Challenge
The previous job scheduling service was built on a GCP-based stack and frequently experienced execution delays, defeating the purpose of timely job completion. The service also lacked critical features such as configurable blackout days to prevent job execution during specified periods (e.g., holidays). The client needed a new, highly scalable solution that would seamlessly integrate with their core platform and provide comprehensive monitoring and alerting capabilities.
Our Solution
Developed a state-of-the-art Schedule Service, deployed on AWS using Elastic Kubernetes Service (EKS).
To address these challenges, we leveraged a modern technology stack:
- Backend: Kotlin/Java with Spring Boot
- Database: PostgreSQL, AWS DynamoDB
- Messaging & Processing: Kafka for job queuing, third-party job executor for execution
- Monitoring & Logging: Splunk, New Relic, and application-specific alerts integrated with Opsgenie
The new Schedule Service provides a collection of RESTful APIs that enable various microservices to schedule jobs with flexible configurations, including minute, hour, day, month, and year-based intervals, as well as one-time executions triggered by core application events.

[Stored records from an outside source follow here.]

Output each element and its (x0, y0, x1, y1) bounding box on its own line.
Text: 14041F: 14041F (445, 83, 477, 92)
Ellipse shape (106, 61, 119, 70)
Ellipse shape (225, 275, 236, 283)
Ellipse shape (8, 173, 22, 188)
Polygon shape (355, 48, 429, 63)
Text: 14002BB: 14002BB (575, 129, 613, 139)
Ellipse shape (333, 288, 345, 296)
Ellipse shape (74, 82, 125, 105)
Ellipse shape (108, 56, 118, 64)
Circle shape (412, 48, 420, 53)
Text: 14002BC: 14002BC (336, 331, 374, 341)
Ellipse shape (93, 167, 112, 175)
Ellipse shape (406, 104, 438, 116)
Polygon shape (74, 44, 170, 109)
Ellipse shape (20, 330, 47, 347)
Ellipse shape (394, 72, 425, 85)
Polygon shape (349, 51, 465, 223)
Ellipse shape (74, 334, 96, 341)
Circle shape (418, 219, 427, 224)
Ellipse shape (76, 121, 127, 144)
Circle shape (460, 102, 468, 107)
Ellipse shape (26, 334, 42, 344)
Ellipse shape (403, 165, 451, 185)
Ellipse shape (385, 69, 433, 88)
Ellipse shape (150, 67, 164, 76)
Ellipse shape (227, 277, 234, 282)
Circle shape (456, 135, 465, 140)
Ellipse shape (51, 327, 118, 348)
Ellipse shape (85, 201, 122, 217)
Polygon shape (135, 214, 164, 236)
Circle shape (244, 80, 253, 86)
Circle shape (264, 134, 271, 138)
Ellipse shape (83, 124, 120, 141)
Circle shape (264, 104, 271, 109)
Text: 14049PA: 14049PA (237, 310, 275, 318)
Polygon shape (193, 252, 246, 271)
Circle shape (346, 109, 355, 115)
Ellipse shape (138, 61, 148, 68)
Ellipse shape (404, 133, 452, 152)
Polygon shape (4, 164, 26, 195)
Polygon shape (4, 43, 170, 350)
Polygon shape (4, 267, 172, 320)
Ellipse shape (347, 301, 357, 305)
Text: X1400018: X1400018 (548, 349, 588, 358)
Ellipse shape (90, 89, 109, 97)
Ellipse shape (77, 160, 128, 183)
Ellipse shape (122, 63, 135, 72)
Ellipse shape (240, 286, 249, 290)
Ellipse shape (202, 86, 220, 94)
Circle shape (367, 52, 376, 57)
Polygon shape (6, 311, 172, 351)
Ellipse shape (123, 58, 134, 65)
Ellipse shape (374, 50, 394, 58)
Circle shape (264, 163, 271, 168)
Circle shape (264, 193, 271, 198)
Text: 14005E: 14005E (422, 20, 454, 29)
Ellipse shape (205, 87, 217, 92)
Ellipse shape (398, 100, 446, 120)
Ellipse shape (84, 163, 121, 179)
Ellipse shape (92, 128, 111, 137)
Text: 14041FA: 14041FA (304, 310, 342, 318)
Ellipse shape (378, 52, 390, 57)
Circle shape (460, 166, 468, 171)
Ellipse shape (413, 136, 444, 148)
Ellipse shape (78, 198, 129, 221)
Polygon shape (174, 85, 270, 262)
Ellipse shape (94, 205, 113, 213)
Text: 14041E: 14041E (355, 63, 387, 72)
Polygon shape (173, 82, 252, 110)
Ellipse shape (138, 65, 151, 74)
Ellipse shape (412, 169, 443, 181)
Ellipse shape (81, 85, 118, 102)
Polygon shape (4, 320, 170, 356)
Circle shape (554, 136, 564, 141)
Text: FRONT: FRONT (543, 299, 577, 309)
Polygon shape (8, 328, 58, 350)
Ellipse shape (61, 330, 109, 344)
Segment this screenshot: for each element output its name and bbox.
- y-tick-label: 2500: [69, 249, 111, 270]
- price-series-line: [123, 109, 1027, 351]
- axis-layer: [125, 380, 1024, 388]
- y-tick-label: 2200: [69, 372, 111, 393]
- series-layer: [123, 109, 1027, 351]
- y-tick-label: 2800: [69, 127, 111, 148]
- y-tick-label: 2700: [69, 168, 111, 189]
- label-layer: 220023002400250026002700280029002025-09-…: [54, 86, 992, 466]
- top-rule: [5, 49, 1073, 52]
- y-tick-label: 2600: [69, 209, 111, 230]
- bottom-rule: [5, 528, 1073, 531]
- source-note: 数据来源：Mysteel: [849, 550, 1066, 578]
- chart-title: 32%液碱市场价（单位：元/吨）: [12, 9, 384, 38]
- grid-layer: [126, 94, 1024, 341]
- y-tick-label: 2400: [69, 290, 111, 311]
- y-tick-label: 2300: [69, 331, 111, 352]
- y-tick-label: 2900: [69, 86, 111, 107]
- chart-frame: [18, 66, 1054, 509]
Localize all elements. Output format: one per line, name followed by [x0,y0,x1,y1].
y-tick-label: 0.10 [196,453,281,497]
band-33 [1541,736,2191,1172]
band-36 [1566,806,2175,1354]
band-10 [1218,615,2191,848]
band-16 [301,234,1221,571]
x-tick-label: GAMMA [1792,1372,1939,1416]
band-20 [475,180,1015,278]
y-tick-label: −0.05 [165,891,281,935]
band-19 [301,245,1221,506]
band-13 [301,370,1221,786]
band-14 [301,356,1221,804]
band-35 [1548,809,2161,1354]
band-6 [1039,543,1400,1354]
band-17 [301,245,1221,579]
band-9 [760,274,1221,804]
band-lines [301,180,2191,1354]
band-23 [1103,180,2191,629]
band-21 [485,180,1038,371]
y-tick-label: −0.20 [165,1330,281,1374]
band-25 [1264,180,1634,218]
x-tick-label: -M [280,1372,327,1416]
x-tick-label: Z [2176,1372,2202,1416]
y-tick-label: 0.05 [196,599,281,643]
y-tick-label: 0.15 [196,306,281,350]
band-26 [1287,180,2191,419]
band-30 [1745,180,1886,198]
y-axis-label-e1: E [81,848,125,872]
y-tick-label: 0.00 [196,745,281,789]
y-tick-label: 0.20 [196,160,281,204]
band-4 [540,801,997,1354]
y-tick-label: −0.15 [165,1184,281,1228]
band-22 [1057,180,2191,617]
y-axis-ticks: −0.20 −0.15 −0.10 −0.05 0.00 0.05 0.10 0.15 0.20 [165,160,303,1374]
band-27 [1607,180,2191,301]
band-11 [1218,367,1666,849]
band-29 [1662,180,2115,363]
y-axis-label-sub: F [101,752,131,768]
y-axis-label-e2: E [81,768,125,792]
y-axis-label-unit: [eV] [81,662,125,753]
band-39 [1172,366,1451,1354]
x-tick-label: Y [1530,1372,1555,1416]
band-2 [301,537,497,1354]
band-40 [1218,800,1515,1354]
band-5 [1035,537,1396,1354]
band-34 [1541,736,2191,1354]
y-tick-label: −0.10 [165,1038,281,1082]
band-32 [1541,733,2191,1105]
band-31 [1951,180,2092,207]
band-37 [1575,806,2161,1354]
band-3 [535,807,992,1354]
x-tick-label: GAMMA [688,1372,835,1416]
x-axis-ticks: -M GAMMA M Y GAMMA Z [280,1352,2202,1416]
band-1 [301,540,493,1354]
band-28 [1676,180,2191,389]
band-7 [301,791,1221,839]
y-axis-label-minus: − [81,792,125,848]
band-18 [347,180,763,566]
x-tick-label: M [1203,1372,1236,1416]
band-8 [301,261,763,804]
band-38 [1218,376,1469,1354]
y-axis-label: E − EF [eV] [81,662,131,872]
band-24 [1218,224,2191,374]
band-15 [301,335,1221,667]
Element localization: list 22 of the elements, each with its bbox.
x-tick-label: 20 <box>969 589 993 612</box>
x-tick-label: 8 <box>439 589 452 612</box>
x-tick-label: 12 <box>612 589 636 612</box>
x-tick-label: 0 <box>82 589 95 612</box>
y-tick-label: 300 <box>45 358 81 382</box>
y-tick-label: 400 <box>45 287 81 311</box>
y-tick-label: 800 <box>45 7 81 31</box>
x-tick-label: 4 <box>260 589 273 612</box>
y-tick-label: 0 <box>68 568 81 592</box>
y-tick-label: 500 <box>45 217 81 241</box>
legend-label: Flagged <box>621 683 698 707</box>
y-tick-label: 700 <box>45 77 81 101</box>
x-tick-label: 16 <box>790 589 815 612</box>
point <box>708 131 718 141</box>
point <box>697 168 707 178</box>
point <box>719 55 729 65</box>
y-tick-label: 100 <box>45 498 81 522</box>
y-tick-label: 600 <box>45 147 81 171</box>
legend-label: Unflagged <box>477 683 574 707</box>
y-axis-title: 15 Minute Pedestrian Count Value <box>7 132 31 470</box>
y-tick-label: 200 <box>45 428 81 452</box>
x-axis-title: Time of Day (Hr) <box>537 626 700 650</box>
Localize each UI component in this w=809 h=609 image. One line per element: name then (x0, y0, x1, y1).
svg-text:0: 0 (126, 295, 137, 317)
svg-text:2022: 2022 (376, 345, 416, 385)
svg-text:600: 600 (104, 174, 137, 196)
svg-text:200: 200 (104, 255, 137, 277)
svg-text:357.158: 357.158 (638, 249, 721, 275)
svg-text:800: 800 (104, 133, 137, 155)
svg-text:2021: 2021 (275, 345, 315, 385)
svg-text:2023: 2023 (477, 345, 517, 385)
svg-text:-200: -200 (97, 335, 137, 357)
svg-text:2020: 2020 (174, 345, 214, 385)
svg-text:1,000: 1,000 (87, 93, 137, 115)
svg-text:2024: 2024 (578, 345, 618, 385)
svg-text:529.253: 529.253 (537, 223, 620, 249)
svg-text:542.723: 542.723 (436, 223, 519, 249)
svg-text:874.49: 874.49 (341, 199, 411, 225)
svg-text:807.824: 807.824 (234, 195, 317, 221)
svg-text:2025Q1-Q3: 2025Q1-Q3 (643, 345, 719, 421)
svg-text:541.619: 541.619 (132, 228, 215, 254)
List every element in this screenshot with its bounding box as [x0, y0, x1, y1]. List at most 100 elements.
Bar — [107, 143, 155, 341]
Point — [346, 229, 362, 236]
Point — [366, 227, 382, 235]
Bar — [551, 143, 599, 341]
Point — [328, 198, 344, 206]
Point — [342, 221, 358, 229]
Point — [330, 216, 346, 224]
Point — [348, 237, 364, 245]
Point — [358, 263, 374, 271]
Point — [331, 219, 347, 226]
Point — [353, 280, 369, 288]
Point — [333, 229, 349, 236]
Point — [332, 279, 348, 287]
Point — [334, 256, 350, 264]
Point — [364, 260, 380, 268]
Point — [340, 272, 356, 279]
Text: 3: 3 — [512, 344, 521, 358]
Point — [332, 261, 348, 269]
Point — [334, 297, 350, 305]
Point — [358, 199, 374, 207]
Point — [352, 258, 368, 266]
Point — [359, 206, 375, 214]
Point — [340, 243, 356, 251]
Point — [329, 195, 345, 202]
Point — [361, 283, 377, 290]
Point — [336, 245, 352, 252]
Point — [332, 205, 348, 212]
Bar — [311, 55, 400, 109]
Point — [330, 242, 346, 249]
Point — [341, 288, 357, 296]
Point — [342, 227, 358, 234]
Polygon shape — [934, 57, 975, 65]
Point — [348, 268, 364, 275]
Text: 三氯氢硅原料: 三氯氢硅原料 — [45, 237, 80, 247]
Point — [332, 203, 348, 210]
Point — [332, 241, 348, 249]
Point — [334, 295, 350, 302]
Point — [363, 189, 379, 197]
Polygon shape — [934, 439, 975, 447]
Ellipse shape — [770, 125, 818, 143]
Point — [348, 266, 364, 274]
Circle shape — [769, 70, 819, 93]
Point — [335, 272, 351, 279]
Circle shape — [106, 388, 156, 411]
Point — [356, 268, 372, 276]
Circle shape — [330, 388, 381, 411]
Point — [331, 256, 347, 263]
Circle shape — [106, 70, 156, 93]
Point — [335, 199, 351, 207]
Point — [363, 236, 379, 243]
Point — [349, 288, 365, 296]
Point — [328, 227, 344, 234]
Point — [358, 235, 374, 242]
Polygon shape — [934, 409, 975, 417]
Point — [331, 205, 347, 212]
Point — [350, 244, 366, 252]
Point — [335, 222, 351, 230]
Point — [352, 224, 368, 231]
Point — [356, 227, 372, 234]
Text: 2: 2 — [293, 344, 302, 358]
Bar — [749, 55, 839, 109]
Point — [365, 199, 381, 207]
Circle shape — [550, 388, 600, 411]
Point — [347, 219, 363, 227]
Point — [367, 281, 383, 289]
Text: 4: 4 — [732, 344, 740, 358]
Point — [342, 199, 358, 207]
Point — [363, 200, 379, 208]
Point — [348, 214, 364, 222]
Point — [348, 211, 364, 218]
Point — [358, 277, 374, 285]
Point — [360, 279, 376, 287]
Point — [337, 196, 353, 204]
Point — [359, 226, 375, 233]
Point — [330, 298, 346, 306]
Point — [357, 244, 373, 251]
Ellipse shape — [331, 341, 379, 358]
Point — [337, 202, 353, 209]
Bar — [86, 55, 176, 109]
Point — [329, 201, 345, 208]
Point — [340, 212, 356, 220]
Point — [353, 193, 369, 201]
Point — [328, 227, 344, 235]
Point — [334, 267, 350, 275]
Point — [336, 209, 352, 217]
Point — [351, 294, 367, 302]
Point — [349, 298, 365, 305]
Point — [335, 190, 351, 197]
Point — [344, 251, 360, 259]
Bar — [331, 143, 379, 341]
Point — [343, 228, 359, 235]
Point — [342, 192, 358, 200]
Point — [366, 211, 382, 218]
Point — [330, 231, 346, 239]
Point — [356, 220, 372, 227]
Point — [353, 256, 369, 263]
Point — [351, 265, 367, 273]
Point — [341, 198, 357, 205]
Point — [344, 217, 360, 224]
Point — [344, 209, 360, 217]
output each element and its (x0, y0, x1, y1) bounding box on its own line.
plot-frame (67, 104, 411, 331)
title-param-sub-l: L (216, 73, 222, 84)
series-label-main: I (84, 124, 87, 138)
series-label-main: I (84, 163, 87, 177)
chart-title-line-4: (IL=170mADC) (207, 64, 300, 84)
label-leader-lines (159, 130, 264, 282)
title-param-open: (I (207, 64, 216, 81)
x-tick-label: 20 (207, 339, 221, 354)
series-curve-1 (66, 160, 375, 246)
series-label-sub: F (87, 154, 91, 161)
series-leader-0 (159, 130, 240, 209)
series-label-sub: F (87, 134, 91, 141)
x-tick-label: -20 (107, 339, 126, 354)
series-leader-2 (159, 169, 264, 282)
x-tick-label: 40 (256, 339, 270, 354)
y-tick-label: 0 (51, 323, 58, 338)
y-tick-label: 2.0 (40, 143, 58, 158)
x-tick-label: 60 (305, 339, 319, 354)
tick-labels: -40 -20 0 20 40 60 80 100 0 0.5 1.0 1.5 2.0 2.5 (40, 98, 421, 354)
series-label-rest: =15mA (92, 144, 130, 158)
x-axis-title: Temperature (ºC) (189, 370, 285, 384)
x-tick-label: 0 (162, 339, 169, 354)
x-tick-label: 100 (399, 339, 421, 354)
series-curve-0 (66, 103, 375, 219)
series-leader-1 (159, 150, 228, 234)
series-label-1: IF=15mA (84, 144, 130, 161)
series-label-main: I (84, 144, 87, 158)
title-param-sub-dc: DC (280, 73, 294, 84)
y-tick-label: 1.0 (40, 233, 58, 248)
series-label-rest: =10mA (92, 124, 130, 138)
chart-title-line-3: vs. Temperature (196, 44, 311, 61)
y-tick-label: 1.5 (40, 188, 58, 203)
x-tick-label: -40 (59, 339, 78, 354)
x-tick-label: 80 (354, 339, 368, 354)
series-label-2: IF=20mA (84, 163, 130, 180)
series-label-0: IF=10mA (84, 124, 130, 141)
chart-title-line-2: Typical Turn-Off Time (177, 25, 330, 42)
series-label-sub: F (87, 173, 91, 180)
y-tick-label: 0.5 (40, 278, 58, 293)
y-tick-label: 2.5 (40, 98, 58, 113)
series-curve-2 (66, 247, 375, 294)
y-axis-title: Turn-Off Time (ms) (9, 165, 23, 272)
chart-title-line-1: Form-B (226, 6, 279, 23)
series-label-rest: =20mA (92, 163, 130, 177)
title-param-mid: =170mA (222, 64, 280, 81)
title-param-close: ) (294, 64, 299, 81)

A key enhancement was the introduction of blackout days, allowing organizations to define periods when scheduled jobs should not run, improving compliance and operational control.
Results
The newly developed AWS-based Schedule Service significantly improved job execution reliability and performance.
Key outcomes included:
- Elimination of execution delays, ensuring jobs are processed on time.
- Scalability to handle enterprise-wide scheduling needs efficiently.
- Enhanced monitoring and alerting through Splunk, New Relic, and Opsgenie, providing real-time visibility and proactive issue resolution.
- Seamless integration with the client’s microservices architecture, enabling organization-wide adoption.
Today, the Schedule Service is an integral component of the client’s platform, supporting a variety of use cases, including notification dispatch and workflow automation. The solution has set a new standard for reliability, scalability, and operational efficiency in job scheduling.